For you see, I always sit down to pee. And yes, it’s political.
As a man, I go through the world feeling its weight on my shoulders. I would rather society not tell me that it expects me to be so strong and virile and active and pouring sweat and carrying around lumber all the time, but it does, and like a good man, I listen. It’s exhausting. I need all the resting time I can take, that’s exactly what I’m taking when I take my pees.
I think of my bathroom time as both my pee time (I actually love peeing) and my me time. It’s where I get to dismantle the façade that I carry around—strong, rational, my cards close to my vest, my farts sucked into my body with the strength of a Dyson. In my stall—and, yes, for the time that I’m in it, that stall is mine—I get to unleash the real me. The potent fragrance of my id never fails to impress me, once pushed out of my superego’s membrane.
I sit on the toilet and I clear my mind—and my body. While in my crouch, I never want to have the burden of thinking about what’s coming out of where (for that reason, I often put a plastic bag over my head in case my body feels like vomiting). Sitting on the toilet means whatever wants to come out can come out. Whatever will pee will pee, as the song goes. I’ll confess that I’m prone to sharting, and so peeing sitting down helps keep my underwear clean, which is good for the environment if you think of the environment as broadly as possible, which I always try to do, though sometimes I fail because, after all, I’m only a man.
It’s easier to read while sitting down, and though my urination generally lasts no more than 30 seconds, that’s a perfect amount of time to read tweets from some cool Twitter feeds like Matt McGory’s and Sam White’s. Those guys are awake to things that most other guys can’t even dream of.
Sometimes I’m frankly not in the mood to touch my penis and I like to pretend in its place is just a small hole put on my body for one reason and one reason alone: to void waste. It’s my right as a conscious man to regard my penis however I see fit, even if it means being willfully unconscious of said penis.
What penis? :)
Speaking of holes, sitting down to pee allows me to quietly bond with women, without ever burdening them with my maleness or need for validation as a result of how open-minded and cool I am about their condition and the world in general.

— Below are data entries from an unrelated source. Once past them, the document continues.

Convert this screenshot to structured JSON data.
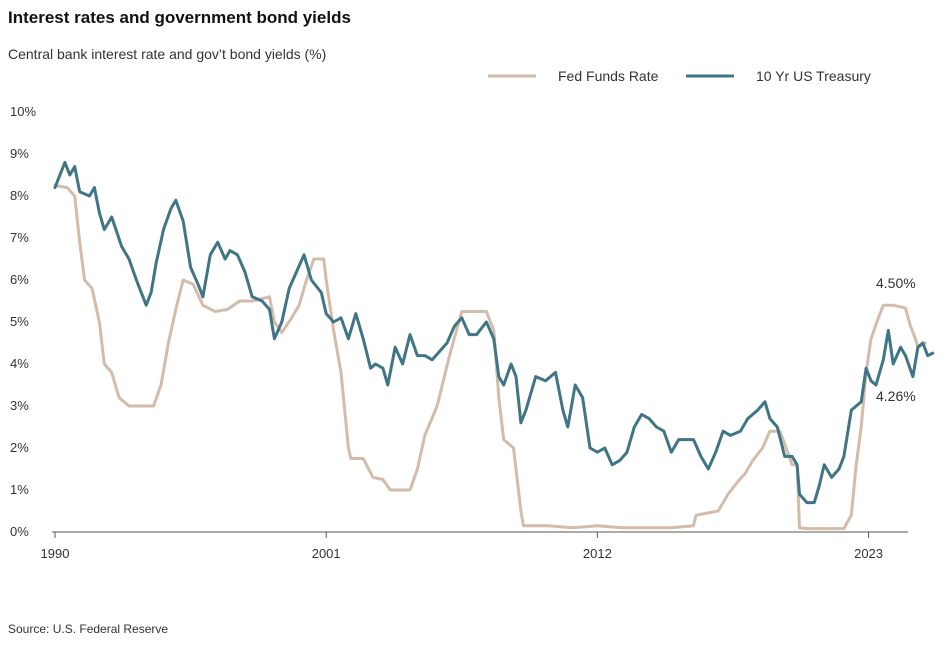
{
  "header": {
    "title": "Interest rates and government bond yields",
    "subtitle": "Central bank interest rate and gov’t bond yields (%)"
  },
  "footer": {
    "source": "Source: U.S. Federal Reserve"
  },
  "chart_data": {
    "type": "line",
    "title": "Interest rates and government bond yields",
    "subtitle": "Central bank interest rate and gov’t bond yields (%)",
    "xlabel": "",
    "ylabel": "",
    "xlim": [
      1990,
      2024.6
    ],
    "ylim": [
      0,
      10
    ],
    "x_ticks": [
      1990,
      2001,
      2012,
      2023
    ],
    "x_tick_labels": [
      "1990",
      "2001",
      "2012",
      "2023"
    ],
    "y_ticks": [
      0,
      1,
      2,
      3,
      4,
      5,
      6,
      7,
      8,
      9,
      10
    ],
    "y_tick_labels": [
      "0%",
      "1%",
      "2%",
      "3%",
      "4%",
      "5%",
      "6%",
      "7%",
      "8%",
      "9%",
      "10%"
    ],
    "grid": false,
    "legend_position": "top-right",
    "series": [
      {
        "name": "Fed Funds Rate",
        "color": "#d4bcaa",
        "points": [
          [
            1990.0,
            8.25
          ],
          [
            1990.5,
            8.2
          ],
          [
            1990.8,
            8.0
          ],
          [
            1991.0,
            6.9
          ],
          [
            1991.2,
            6.0
          ],
          [
            1991.5,
            5.8
          ],
          [
            1991.8,
            5.0
          ],
          [
            1992.0,
            4.0
          ],
          [
            1992.3,
            3.8
          ],
          [
            1992.6,
            3.2
          ],
          [
            1993.0,
            3.0
          ],
          [
            1993.5,
            3.0
          ],
          [
            1994.0,
            3.0
          ],
          [
            1994.3,
            3.5
          ],
          [
            1994.6,
            4.5
          ],
          [
            1994.9,
            5.3
          ],
          [
            1995.2,
            6.0
          ],
          [
            1995.6,
            5.9
          ],
          [
            1996.0,
            5.4
          ],
          [
            1996.5,
            5.25
          ],
          [
            1997.0,
            5.3
          ],
          [
            1997.5,
            5.5
          ],
          [
            1998.0,
            5.5
          ],
          [
            1998.7,
            5.6
          ],
          [
            1998.9,
            5.0
          ],
          [
            1999.2,
            4.75
          ],
          [
            1999.6,
            5.1
          ],
          [
            1999.9,
            5.4
          ],
          [
            2000.2,
            6.0
          ],
          [
            2000.5,
            6.5
          ],
          [
            2000.9,
            6.5
          ],
          [
            2001.0,
            6.0
          ],
          [
            2001.3,
            4.8
          ],
          [
            2001.6,
            3.8
          ],
          [
            2001.9,
            2.0
          ],
          [
            2002.0,
            1.75
          ],
          [
            2002.5,
            1.75
          ],
          [
            2002.9,
            1.3
          ],
          [
            2003.3,
            1.25
          ],
          [
            2003.6,
            1.0
          ],
          [
            2004.0,
            1.0
          ],
          [
            2004.4,
            1.0
          ],
          [
            2004.7,
            1.5
          ],
          [
            2005.0,
            2.3
          ],
          [
            2005.5,
            3.0
          ],
          [
            2006.0,
            4.2
          ],
          [
            2006.5,
            5.25
          ],
          [
            2007.0,
            5.25
          ],
          [
            2007.5,
            5.25
          ],
          [
            2007.8,
            4.8
          ],
          [
            2008.0,
            3.2
          ],
          [
            2008.2,
            2.2
          ],
          [
            2008.6,
            2.0
          ],
          [
            2008.9,
            0.5
          ],
          [
            2009.0,
            0.15
          ],
          [
            2010.0,
            0.15
          ],
          [
            2011.0,
            0.1
          ],
          [
            2012.0,
            0.15
          ],
          [
            2013.0,
            0.1
          ],
          [
            2014.0,
            0.1
          ],
          [
            2015.0,
            0.1
          ],
          [
            2015.9,
            0.15
          ],
          [
            2016.0,
            0.4
          ],
          [
            2016.9,
            0.5
          ],
          [
            2017.3,
            0.9
          ],
          [
            2017.7,
            1.2
          ],
          [
            2018.0,
            1.4
          ],
          [
            2018.3,
            1.7
          ],
          [
            2018.7,
            2.0
          ],
          [
            2019.0,
            2.4
          ],
          [
            2019.4,
            2.4
          ],
          [
            2019.6,
            2.1
          ],
          [
            2019.9,
            1.6
          ],
          [
            2020.1,
            1.6
          ],
          [
            2020.2,
            0.1
          ],
          [
            2020.5,
            0.08
          ],
          [
            2021.0,
            0.08
          ],
          [
            2021.5,
            0.08
          ],
          [
            2022.0,
            0.08
          ],
          [
            2022.3,
            0.4
          ],
          [
            2022.5,
            1.6
          ],
          [
            2022.7,
            2.5
          ],
          [
            2022.9,
            3.8
          ],
          [
            2023.1,
            4.6
          ],
          [
            2023.4,
            5.1
          ],
          [
            2023.6,
            5.4
          ],
          [
            2024.0,
            5.4
          ],
          [
            2024.5,
            5.33
          ],
          [
            2024.7,
            4.9
          ],
          [
            2024.9,
            4.6
          ],
          [
            2025.0,
            4.4
          ],
          [
            2025.3,
            4.5
          ]
        ]
      },
      {
        "name": "10 Yr US Treasury",
        "color": "#3f7585",
        "points": [
          [
            1990.0,
            8.2
          ],
          [
            1990.2,
            8.5
          ],
          [
            1990.4,
            8.8
          ],
          [
            1990.6,
            8.5
          ],
          [
            1990.8,
            8.7
          ],
          [
            1991.0,
            8.1
          ],
          [
            1991.4,
            8.0
          ],
          [
            1991.6,
            8.2
          ],
          [
            1991.8,
            7.6
          ],
          [
            1992.0,
            7.2
          ],
          [
            1992.3,
            7.5
          ],
          [
            1992.7,
            6.8
          ],
          [
            1993.0,
            6.5
          ],
          [
            1993.3,
            6.0
          ],
          [
            1993.7,
            5.4
          ],
          [
            1993.9,
            5.7
          ],
          [
            1994.1,
            6.4
          ],
          [
            1994.4,
            7.2
          ],
          [
            1994.7,
            7.7
          ],
          [
            1994.9,
            7.9
          ],
          [
            1995.2,
            7.4
          ],
          [
            1995.5,
            6.3
          ],
          [
            1995.8,
            5.9
          ],
          [
            1996.0,
            5.6
          ],
          [
            1996.3,
            6.6
          ],
          [
            1996.6,
            6.9
          ],
          [
            1996.9,
            6.5
          ],
          [
            1997.1,
            6.7
          ],
          [
            1997.4,
            6.6
          ],
          [
            1997.7,
            6.2
          ],
          [
            1998.0,
            5.6
          ],
          [
            1998.4,
            5.5
          ],
          [
            1998.7,
            5.3
          ],
          [
            1998.9,
            4.6
          ],
          [
            1999.2,
            5.0
          ],
          [
            1999.5,
            5.8
          ],
          [
            1999.8,
            6.2
          ],
          [
            2000.1,
            6.6
          ],
          [
            2000.4,
            6.0
          ],
          [
            2000.8,
            5.7
          ],
          [
            2001.0,
            5.2
          ],
          [
            2001.3,
            5.0
          ],
          [
            2001.6,
            5.1
          ],
          [
            2001.9,
            4.6
          ],
          [
            2002.2,
            5.2
          ],
          [
            2002.5,
            4.6
          ],
          [
            2002.8,
            3.9
          ],
          [
            2003.0,
            4.0
          ],
          [
            2003.3,
            3.9
          ],
          [
            2003.5,
            3.5
          ],
          [
            2003.8,
            4.4
          ],
          [
            2004.1,
            4.0
          ],
          [
            2004.4,
            4.7
          ],
          [
            2004.7,
            4.2
          ],
          [
            2005.0,
            4.2
          ],
          [
            2005.3,
            4.1
          ],
          [
            2005.6,
            4.3
          ],
          [
            2005.9,
            4.5
          ],
          [
            2006.2,
            4.9
          ],
          [
            2006.5,
            5.1
          ],
          [
            2006.8,
            4.7
          ],
          [
            2007.1,
            4.7
          ],
          [
            2007.5,
            5.0
          ],
          [
            2007.8,
            4.6
          ],
          [
            2008.0,
            3.7
          ],
          [
            2008.2,
            3.5
          ],
          [
            2008.5,
            4.0
          ],
          [
            2008.7,
            3.7
          ],
          [
            2008.9,
            2.6
          ],
          [
            2009.1,
            2.9
          ],
          [
            2009.5,
            3.7
          ],
          [
            2009.9,
            3.6
          ],
          [
            2010.3,
            3.8
          ],
          [
            2010.6,
            2.9
          ],
          [
            2010.8,
            2.5
          ],
          [
            2011.1,
            3.5
          ],
          [
            2011.4,
            3.2
          ],
          [
            2011.7,
            2.0
          ],
          [
            2012.0,
            1.9
          ],
          [
            2012.3,
            2.0
          ],
          [
            2012.6,
            1.6
          ],
          [
            2012.9,
            1.7
          ],
          [
            2013.2,
            1.9
          ],
          [
            2013.5,
            2.5
          ],
          [
            2013.8,
            2.8
          ],
          [
            2014.1,
            2.7
          ],
          [
            2014.4,
            2.5
          ],
          [
            2014.7,
            2.4
          ],
          [
            2015.0,
            1.9
          ],
          [
            2015.3,
            2.2
          ],
          [
            2015.6,
            2.2
          ],
          [
            2015.9,
            2.2
          ],
          [
            2016.2,
            1.8
          ],
          [
            2016.5,
            1.5
          ],
          [
            2016.8,
            1.9
          ],
          [
            2017.1,
            2.4
          ],
          [
            2017.4,
            2.3
          ],
          [
            2017.8,
            2.4
          ],
          [
            2018.1,
            2.7
          ],
          [
            2018.5,
            2.9
          ],
          [
            2018.8,
            3.1
          ],
          [
            2019.0,
            2.7
          ],
          [
            2019.3,
            2.5
          ],
          [
            2019.6,
            1.8
          ],
          [
            2019.9,
            1.8
          ],
          [
            2020.1,
            1.6
          ],
          [
            2020.2,
            0.9
          ],
          [
            2020.5,
            0.7
          ],
          [
            2020.8,
            0.7
          ],
          [
            2021.0,
            1.1
          ],
          [
            2021.2,
            1.6
          ],
          [
            2021.5,
            1.3
          ],
          [
            2021.8,
            1.5
          ],
          [
            2022.0,
            1.8
          ],
          [
            2022.3,
            2.9
          ],
          [
            2022.5,
            3.0
          ],
          [
            2022.7,
            3.1
          ],
          [
            2022.9,
            3.9
          ],
          [
            2023.1,
            3.6
          ],
          [
            2023.3,
            3.5
          ],
          [
            2023.6,
            4.1
          ],
          [
            2023.8,
            4.8
          ],
          [
            2024.0,
            4.0
          ],
          [
            2024.3,
            4.4
          ],
          [
            2024.5,
            4.2
          ],
          [
            2024.8,
            3.7
          ],
          [
            2025.0,
            4.4
          ],
          [
            2025.2,
            4.5
          ],
          [
            2025.4,
            4.2
          ],
          [
            2025.6,
            4.26
          ]
        ]
      }
    ],
    "annotations": [
      {
        "text": "4.50%",
        "series": "Fed Funds Rate",
        "x": 2025.3,
        "y": 4.5
      },
      {
        "text": "4.26%",
        "series": "10 Yr US Treasury",
        "x": 2025.6,
        "y": 4.26
      }
    ]
  }
}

I know their plight. I know what it’s like to be on the wrong side of toilet-seat privilege. Demanding that seats be put down and stay down isn’t just the job of gals these days, guys. Allyship means demanding fairness even when it doesn’t benefit you. (In my case, though, as a man who only sits down to pee, it does.)
Equality just does not exist until it’s felt by all. Including me. Sitting down to pee allows me to feel the burdens of not just the ladies, but several other marginalized groups, including but not limited to: people with disabilities, people whose kneecaps just got busted in by their arch nemeses, people whose Achilles tendons just got slashed by people under the stairs, people who just got their legs chainsawed off by Leatherface, people who are too depressed to get out of bed, people from 200 years ago who suffered from the vapors and couldn’t stand then and can’t stand up to pee now because they’re dead, very old people, and very young people who just got their first potty and have yet to have their existences soiled by disparity and the burden of societal expectation.
Sitting down to pee also helps keep the floor clean, which is good for janitors and the women who have been cleaning up for me all of my life and, with any luck, will continue to do so. Thank you, I’m sorry, and most of all: You’re welcome.